The analysis of the Supreme Court in the Harvard case should have provided the basis for a re-examination of the policies of the University of Virginia well before Trump’s election and the promulgation of a common sense and constitutionally sound attack on all DEI stands for and sought to destroy. Yet these policies were funded. The Supreme Court was very clear in its holding;
“In the wake of the Civil War, Congress proposed and the States ratified the Fourteenth Amendment, providing that no State shall ‘deny to any person… the equal protection of the laws.’ Amdt. 14, §1. To its proponents, the Equal Protection Clause represented a foundational principle—the absolute equality of all citizens of the United States politically and civilly before their own laws.
The Constitution, they were determined, should not permit any distinctions of law based on race or color.
The conclusion reached by the Supreme Court in Brown v. Board of Education was thus unmistakably clear: the right to public education must be made available to all on equal terms. No State has any authority under the equal protection clause of the Fourteenth Amendment to use race as a factor in affording educational opportunities among its citizens. The time for making distinctions based on race had passed. The Court in Brown declared the fundamental principle that racial discrimination in public education is unconstitutional.
Eliminating racial discrimination means eliminating all of it.
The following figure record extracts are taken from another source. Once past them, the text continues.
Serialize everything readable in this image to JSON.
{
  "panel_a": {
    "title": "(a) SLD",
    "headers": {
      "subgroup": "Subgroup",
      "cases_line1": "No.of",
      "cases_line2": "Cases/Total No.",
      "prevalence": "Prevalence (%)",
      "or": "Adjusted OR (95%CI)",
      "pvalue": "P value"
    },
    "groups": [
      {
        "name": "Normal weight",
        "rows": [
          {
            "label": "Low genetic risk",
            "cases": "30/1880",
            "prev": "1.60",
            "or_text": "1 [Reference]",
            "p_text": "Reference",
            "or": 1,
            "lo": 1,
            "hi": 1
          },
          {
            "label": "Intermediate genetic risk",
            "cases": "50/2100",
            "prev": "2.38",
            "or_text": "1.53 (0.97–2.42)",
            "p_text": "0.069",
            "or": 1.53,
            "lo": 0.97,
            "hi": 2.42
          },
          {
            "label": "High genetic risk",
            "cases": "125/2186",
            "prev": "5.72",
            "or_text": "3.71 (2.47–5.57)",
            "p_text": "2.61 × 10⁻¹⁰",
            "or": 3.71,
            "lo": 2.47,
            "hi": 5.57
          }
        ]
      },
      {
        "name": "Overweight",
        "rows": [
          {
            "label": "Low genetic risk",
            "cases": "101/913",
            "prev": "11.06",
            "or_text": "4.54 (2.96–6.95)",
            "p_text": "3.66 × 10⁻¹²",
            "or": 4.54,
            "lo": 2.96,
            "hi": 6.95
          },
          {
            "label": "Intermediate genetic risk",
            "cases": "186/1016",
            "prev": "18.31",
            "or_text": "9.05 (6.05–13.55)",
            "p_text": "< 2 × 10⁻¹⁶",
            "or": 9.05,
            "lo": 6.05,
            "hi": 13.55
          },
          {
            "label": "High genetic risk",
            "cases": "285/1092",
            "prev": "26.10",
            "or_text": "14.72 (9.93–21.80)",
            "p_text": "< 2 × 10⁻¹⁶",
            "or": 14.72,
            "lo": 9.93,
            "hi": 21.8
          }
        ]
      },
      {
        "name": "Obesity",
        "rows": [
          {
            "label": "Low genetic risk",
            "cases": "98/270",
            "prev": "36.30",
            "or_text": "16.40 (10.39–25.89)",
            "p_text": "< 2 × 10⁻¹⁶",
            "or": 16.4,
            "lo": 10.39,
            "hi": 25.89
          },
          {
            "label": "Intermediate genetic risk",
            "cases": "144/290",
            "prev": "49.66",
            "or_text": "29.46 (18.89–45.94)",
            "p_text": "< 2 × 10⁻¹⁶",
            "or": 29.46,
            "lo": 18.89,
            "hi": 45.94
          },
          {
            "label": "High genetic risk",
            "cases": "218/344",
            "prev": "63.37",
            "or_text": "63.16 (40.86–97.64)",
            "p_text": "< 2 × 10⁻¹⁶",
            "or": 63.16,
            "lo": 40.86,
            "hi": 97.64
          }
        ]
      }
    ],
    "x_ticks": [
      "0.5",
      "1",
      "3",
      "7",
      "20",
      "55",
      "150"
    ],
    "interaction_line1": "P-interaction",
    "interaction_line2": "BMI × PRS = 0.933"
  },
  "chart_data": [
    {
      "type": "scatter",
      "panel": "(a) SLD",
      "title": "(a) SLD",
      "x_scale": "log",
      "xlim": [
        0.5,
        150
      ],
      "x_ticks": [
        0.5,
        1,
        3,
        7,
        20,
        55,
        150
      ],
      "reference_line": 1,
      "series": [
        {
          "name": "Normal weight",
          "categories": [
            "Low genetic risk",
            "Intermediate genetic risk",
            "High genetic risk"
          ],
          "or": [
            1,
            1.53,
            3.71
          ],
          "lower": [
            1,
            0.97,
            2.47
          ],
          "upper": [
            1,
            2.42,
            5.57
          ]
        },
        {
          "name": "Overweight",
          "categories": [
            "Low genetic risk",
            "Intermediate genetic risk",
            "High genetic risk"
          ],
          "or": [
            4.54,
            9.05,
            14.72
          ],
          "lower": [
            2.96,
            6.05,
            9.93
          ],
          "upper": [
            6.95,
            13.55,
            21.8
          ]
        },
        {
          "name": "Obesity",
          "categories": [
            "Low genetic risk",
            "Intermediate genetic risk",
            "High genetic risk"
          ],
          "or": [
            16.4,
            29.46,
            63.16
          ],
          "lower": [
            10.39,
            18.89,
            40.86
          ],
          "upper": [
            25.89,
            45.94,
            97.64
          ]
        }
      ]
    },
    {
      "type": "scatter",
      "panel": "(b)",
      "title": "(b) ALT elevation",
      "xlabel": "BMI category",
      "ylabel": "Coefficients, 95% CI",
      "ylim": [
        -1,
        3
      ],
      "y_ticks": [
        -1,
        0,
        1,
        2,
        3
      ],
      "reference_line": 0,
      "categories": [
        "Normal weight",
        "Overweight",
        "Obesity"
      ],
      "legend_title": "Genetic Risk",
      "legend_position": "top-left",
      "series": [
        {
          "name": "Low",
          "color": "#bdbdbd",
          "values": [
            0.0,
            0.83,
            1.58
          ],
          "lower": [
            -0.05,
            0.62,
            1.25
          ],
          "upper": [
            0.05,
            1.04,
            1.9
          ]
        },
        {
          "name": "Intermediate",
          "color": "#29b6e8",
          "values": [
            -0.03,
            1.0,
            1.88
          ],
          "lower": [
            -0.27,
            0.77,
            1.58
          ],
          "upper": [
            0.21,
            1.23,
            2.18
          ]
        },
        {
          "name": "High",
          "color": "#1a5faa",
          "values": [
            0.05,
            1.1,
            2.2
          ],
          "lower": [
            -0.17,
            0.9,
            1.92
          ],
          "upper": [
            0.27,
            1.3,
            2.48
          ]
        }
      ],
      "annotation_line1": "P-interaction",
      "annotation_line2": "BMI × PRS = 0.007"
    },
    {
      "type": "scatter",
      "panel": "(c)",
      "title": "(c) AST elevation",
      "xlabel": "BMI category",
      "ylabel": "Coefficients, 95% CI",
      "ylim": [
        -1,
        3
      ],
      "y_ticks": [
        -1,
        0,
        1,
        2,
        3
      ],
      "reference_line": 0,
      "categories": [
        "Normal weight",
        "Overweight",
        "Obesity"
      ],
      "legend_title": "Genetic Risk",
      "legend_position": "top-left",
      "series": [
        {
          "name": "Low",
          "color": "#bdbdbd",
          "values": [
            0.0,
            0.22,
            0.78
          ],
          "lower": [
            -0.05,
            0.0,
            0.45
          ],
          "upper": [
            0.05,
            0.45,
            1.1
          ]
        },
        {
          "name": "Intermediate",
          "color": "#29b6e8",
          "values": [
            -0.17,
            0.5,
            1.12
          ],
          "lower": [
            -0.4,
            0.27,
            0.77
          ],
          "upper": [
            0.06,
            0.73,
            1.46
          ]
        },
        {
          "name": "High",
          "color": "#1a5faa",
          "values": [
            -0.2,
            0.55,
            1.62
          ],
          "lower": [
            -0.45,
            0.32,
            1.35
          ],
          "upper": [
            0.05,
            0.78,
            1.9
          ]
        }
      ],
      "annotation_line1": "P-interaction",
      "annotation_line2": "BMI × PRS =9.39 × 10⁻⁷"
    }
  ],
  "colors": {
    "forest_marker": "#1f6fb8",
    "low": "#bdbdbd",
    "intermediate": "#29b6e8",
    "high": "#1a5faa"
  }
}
And the Equal Protection Clause, we have accordingly held, applies without regard to any differences of race, of color, or of nationality—it is universal in its application. For the guarantee of equal protection cannot mean one thing when applied to one individual and something else when applied to a person of another color.”
The key words here are “educational opportunities,” which goes beyond mere admissions decisions that favored certain persons over others based upon race, national origin, or religion.
CONCLUSION
The action of the Board of Visitors in passing this resolution was hailed as a political milestone by Governor Youngkin. His outstanding stewardship of the Commonwealth cannot be denied. However, the law was clear, and the injustices were glaring, well before President Trump was elected. Federalism is a key component of the Republic, and the Commonwealth, with its inherent authority, could have eliminated these clear inequities in one of its agencies well before it became politically expedient to do so. Armed with the Harvard decision and clear well-settled law, Youngkin and our Attorney General would have had more than enough cover to challenge any decision by the Biden Administration to saber rattle by threatening funding. It should have happened sooner.